Thoughts On “The Gawker Decade”
Doree Shafrir’s New York magazine article on netiquette prompted a good discussion that in light of Gawker’s winning Adweek’s award for ‘Blog of the Decade’ and Mediaite christening the 00s ‘The Gawker Decade’ is doubly interesting. Particularly this from peterfeld:
Gawker is Gen X (maybe not some of the newer ones writing it now, but it’s a Gen X sensibility).
and from spiers:
I don’t think there’s a generational split. Some of the most distinctive dry, snarky voices to crop up it the last few years—Alex Pareene, Maggie Shnayerson, Foster, Sheila McClear, Moe Tkacik, Meagan Keane, half the writers at The Awl, etc—are Gen Y. I don’t think either generation has a distinct sensibility, re: dryness or snarkiness.
We’ve all marinated in the same media stew.
Thinking about generational sensibilities is much more useful than AdWeek’s (true) summation that “[Gawker] defiantly skipped magazine prose in favor of Internet snark, obsessively needling the New York-centric media world.” Indeed, but Gawker’s genius was—is—a lot more than either snark or obsessive needling. It was the perfect and, in 2002 novel, pairing of audience and product. The audience was office-bound Gen-Xers and -Yers with high-speed Internet access, time to kill and the suspicion we were smarter than the Powers That Be. The product was those Gen-Xers and -Yers voice, with traces of Mystery Science Theater 3000 and a passing resemblance to the wit of Joss Whedon characters. At the end of the decade of Dilbert, it was the way we talked amongst ourselves, the attitude that made us love The Onion and love it doubly because no one over a certain age knew it existed. And here Gawker—and Wonkette and TMFTML—were using our voice to directly take on the Powers That Be (or so it seemed, from our work computers).
Conservatives must have had similar relief when Rush Limbaugh and Fox News first came on the air: you can say that? You can talk this way? And they can’t do a thing about it?
Why hadn’t anyone thought of doing this before?
Old Media deserved every bit of Gawker’s snark. In return for being proper, authoritative and all Strunk and White, Old Media was supposed to be impartial, judicial, and, uh, reality-based. Instead, they relied on their matter-of-fact-ness as itself proof of their authority, and slacked on the facts. Judith Miller’s lies misinformation were on the Times front page, John Yoo could be seen on PBS’s The News Hour, explaining why torture enhanced interrogation was reasonable, while Jim Lehrer rejoined, “Uh-huh.” This was the era of yellowcake, mushroom clouds as smoking guns, and Ari Fleischer’s warning the White House press corps that people should think very carefully about what they wrote. Meanwhile for years cable had been telling us to worry about shark attacks and obsess about the Osbournes and OJ and…. gah, it’s all such crap I don’t even want to think about it. B.S., B.S. everywhere. Snark was long overdue. Remember Enron? Those were the days of amber alerts (as Michael Musto wrote: best. drag name. ever), while Alan Greenspan’s low interest rates and what would come to be known as the housing bubble meant that Euro and i-bank money was giving New York neighborhoods SITC makeovers while many of us were getting laid off or were simply terrified a good deal of the time. And we (Gen X and Y) could tell that something stunk, and it wasn’t the maple syrup smells drifting over from New Jersey.

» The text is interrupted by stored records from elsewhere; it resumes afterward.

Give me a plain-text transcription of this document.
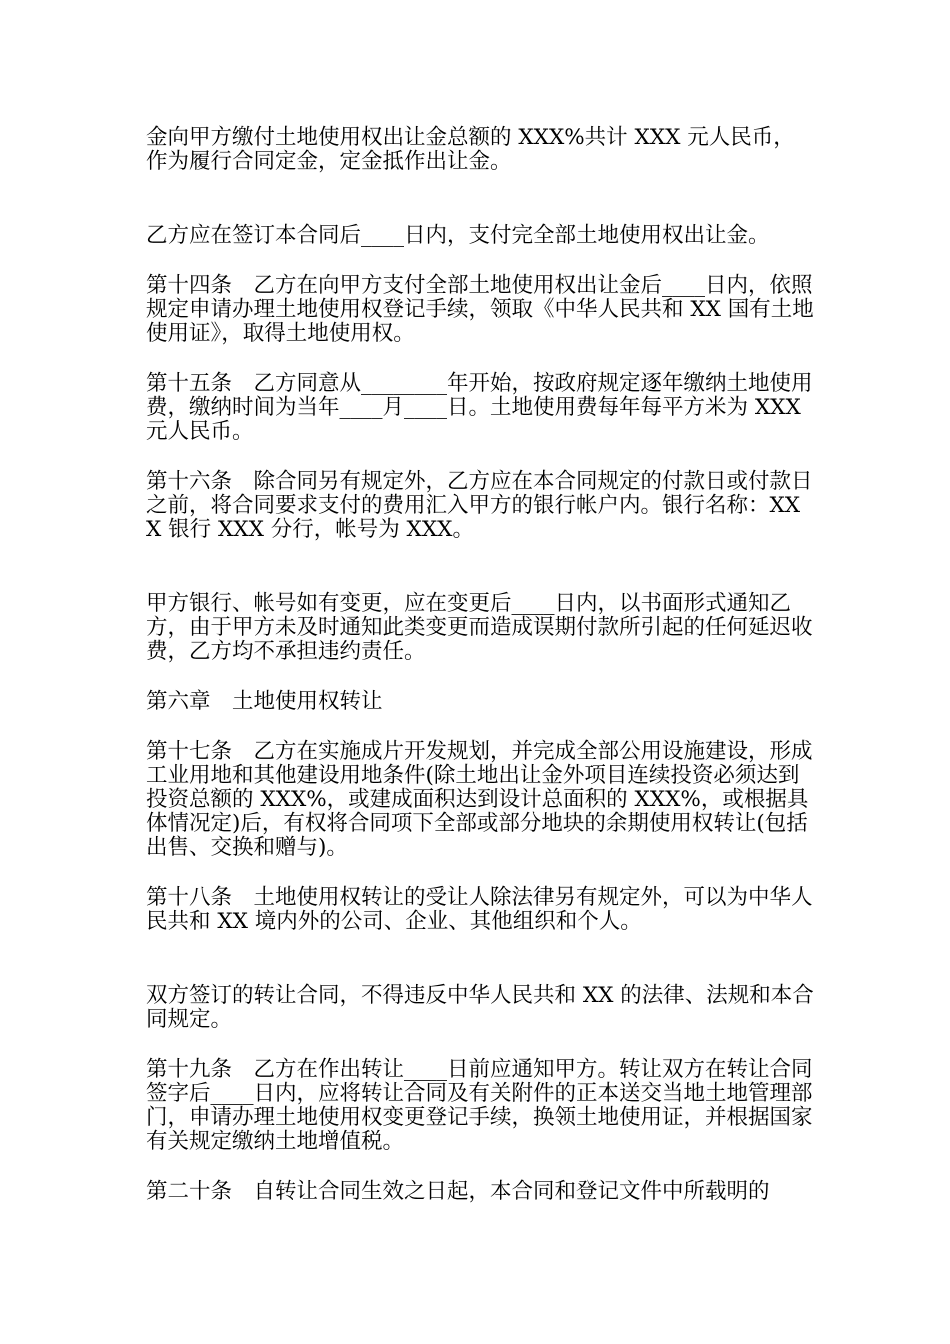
金向甲方缴付土地使用权出让金总额的 XXX%共计 XXX 元人民币，作为履行合同定金，定金抵作出让金。

乙方应在签订本合同后____日内，支付完全部土地使用权出让金。

第十四条　乙方在向甲方支付全部土地使用权出让金后____日内，依照规定申请办理土地使用权登记手续，领取《中华人民共和 XX 国有土地使用证》，取得土地使用权。

第十五条　乙方同意从________年开始，按政府规定逐年缴纳土地使用费，缴纳时间为当年____月____日。土地使用费每年每平方米为 XXX 元人民币。

第十六条　除合同另有规定外，乙方应在本合同规定的付款日或付款日之前，将合同要求支付的费用汇入甲方的银行帐户内。银行名称：XXX 银行 XXX 分行，帐号为 XXX。

甲方银行、帐号如有变更，应在变更后____日内，以书面形式通知乙方，由于甲方未及时通知此类变更而造成误期付款所引起的任何延迟收费，乙方均不承担违约责任。

第六章　土地使用权转让

第十七条　乙方在实施成片开发规划，并完成全部公用设施建设，形成工业用地和其他建设用地条件(除土地出让金外项目连续投资必须达到投资总额的 XXX%，或建成面积达到设计总面积的 XXX%，或根据具体情况定)后，有权将合同项下全部或部分地块的余期使用权转让(包括出售、交换和赠与)。

第十八条　土地使用权转让的受让人除法律另有规定外，可以为中华人民共和 XX 境内外的公司、企业、其他组织和个人。

双方签订的转让合同，不得违反中华人民共和 XX 的法律、法规和本合同规定。

第十九条　乙方在作出转让____日前应通知甲方。转让双方在转让合同签字后____日内，应将转让合同及有关附件的正本送交当地土地管理部门，申请办理土地使用权变更登记手续，换领土地使用证，并根据国家有关规定缴纳土地增值税。

第二十条　自转让合同生效之日起，本合同和登记文件中所载明的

Old media expected us to watch the The Attack Of The Clones as if it were good. They expected us to buy photo spreads of Brangelina (or Brad and Jennifer, at that time) but not to laugh. Old politics expected us to acquiesce to data mining and blacksite prisons and rising payroll and state and local taxes while those in the top income brackets got their taxes cut, and most importantly to buy the narrative we were told (and they’re still at it: see today’s insane bomb-bomb Iran Times op-ed, and this response by Marc Lynch)
Gawker was not credulous.
While less overtly political than it has since become—with a smaller staff, its political beat was owned by Ana Marie Cox as Wonkette—Gawker legitimized, promulgated and typified Gen X skepticism. Gawker flipped the Old Media equation of the glitterati and the lumpen masses. In the Gawkerverse, the famous are lumpen and writers—initially plucked from obscurity and given their proverbial shot in the big city—glitter. In the Gawkerverse, the rich and powerful become the writers’ property, and no longer dictate what kind of attention they receive. And the writers assume their readers are as smart as they are.
There have been a lot of complaints about snark in the Gawker Decade, cries of nihilism. Don’t like being snarked at? Then be less risible.
Snark turns out to be exceedingly trustworthy. Snark is not trying to make you believe anything. It was the perfect voice for the Bush years. By the time Gawker launched, there were few people in Old Media I trusted except Paul Krugman, Bill Moyers and most of the non-Gladwell New Yorker. And then there was Gawker Media. It made no pretense about what it was up to, and you could always trust that no one was going to lead it around by the nose.